Abstract

This study, based chiefly on cryptospores and trilete spores from North Africa (MG-1 borehole, Ghadamis Basin, southern Tunisia), contributes to the understanding of the terrestrialization process, its timing and its palaeoenvironmental consequences across the Silurian–Devonian transition in Western Gondwana. The investigated section comprises, in ascending stratigraphic order, the Tanezzuft, Acacus and Tadrart formations. Four well preserved and diversified miospore assemblages are recognized and attributed respectively to the late Gorstian–Ludfordian, Lufordian–early Přídolí, Přídolí and early Lochkovian, based on correlation with previously established palynozonations, and independent age evidence from chitinozoan faunas. The lithostratigraphical boundary between the Acacus and the Tradart fms. corresponds to the Silurian–Devonian transition. In this time span, the Ghadamis Basin was the site of an extensive regression. The middle Silurian–Lochkovian Tunisian miospore assemblages do not differ significantly from coeval associations both from Gondwanan and Laurussian localities, hence they do not provide evidence for a pronounced palaeobiogeographical differentiation.

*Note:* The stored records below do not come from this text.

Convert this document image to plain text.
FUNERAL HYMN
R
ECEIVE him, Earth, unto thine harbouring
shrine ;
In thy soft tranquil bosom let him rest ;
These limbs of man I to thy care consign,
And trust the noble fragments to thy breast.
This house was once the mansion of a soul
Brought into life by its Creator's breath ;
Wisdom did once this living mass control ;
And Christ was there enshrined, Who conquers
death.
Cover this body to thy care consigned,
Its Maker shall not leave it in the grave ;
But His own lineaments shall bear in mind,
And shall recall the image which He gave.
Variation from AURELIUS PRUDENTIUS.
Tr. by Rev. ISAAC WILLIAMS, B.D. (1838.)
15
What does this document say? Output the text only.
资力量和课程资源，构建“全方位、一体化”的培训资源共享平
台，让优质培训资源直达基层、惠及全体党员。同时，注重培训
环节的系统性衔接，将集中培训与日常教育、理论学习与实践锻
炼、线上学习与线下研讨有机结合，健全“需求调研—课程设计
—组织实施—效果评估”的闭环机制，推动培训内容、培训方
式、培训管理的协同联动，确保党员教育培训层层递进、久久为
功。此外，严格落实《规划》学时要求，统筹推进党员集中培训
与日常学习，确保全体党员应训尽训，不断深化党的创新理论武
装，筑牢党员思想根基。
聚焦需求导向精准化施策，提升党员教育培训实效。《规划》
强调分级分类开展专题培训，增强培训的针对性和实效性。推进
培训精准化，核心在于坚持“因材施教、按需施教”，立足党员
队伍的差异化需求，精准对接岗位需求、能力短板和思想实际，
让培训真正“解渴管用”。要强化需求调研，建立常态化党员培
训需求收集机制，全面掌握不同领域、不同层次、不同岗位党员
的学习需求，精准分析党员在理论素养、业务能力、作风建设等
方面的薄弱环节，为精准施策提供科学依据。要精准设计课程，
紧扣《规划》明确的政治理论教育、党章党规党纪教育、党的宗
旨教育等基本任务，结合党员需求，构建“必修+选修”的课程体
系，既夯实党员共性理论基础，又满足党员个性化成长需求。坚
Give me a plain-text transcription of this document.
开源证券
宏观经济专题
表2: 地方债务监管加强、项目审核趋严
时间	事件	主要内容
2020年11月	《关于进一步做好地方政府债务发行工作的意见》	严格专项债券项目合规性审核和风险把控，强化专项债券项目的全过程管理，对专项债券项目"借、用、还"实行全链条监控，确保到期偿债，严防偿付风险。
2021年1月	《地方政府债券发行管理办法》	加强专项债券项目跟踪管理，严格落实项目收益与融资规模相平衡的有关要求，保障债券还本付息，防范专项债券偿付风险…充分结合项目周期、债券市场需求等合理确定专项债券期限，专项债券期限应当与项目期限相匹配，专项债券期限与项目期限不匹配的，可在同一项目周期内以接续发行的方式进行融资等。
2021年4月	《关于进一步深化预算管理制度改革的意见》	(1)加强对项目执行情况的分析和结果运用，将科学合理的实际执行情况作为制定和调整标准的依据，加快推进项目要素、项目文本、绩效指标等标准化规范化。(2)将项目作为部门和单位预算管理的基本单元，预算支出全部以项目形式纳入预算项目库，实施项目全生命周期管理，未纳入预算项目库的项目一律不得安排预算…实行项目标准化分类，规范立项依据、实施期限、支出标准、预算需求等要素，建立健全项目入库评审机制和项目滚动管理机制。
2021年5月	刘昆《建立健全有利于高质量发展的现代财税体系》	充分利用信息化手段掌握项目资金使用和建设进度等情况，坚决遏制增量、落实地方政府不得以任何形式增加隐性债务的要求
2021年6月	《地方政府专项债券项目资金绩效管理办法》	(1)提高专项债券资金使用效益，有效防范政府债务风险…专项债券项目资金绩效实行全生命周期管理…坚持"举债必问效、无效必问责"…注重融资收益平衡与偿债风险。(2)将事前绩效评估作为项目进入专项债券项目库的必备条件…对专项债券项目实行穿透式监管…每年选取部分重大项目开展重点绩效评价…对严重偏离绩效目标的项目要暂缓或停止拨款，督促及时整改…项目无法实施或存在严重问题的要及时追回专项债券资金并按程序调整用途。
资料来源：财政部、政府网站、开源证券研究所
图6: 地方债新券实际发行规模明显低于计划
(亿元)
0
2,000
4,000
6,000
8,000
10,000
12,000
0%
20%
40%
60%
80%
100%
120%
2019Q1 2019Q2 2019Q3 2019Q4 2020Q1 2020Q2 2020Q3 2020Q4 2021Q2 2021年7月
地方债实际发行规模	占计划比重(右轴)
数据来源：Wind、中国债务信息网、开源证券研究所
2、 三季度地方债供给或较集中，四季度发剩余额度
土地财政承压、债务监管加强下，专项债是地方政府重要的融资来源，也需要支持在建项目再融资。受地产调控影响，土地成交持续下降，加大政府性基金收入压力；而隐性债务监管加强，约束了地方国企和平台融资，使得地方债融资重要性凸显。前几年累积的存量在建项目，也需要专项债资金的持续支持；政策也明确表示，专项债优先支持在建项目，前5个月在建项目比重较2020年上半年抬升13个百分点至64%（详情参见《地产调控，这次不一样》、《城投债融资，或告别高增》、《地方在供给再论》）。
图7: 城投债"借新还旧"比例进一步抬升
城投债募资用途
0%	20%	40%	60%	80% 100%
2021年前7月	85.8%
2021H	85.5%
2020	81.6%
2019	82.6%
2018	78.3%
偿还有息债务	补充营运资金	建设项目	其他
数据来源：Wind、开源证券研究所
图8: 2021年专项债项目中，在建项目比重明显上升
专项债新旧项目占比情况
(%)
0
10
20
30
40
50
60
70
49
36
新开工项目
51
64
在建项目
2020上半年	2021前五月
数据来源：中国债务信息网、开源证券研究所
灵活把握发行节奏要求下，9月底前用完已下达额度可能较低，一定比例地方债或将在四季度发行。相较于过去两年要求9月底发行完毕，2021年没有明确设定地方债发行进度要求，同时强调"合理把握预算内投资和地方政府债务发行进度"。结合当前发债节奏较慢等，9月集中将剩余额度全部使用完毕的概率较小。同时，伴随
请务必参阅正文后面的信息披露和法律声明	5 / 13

This similarity could reflect: a) palaeogeographical proximity of the two palaeocontinents and b) the low diversity of primitive vegetation in its early stages of evolutionary development. Minor but distinct variations in taxonomic composition of assemblages belonging to the same palaeogeographic domain, are thought to reflect varying environmental or physiographic conditions at regional and/or local scale.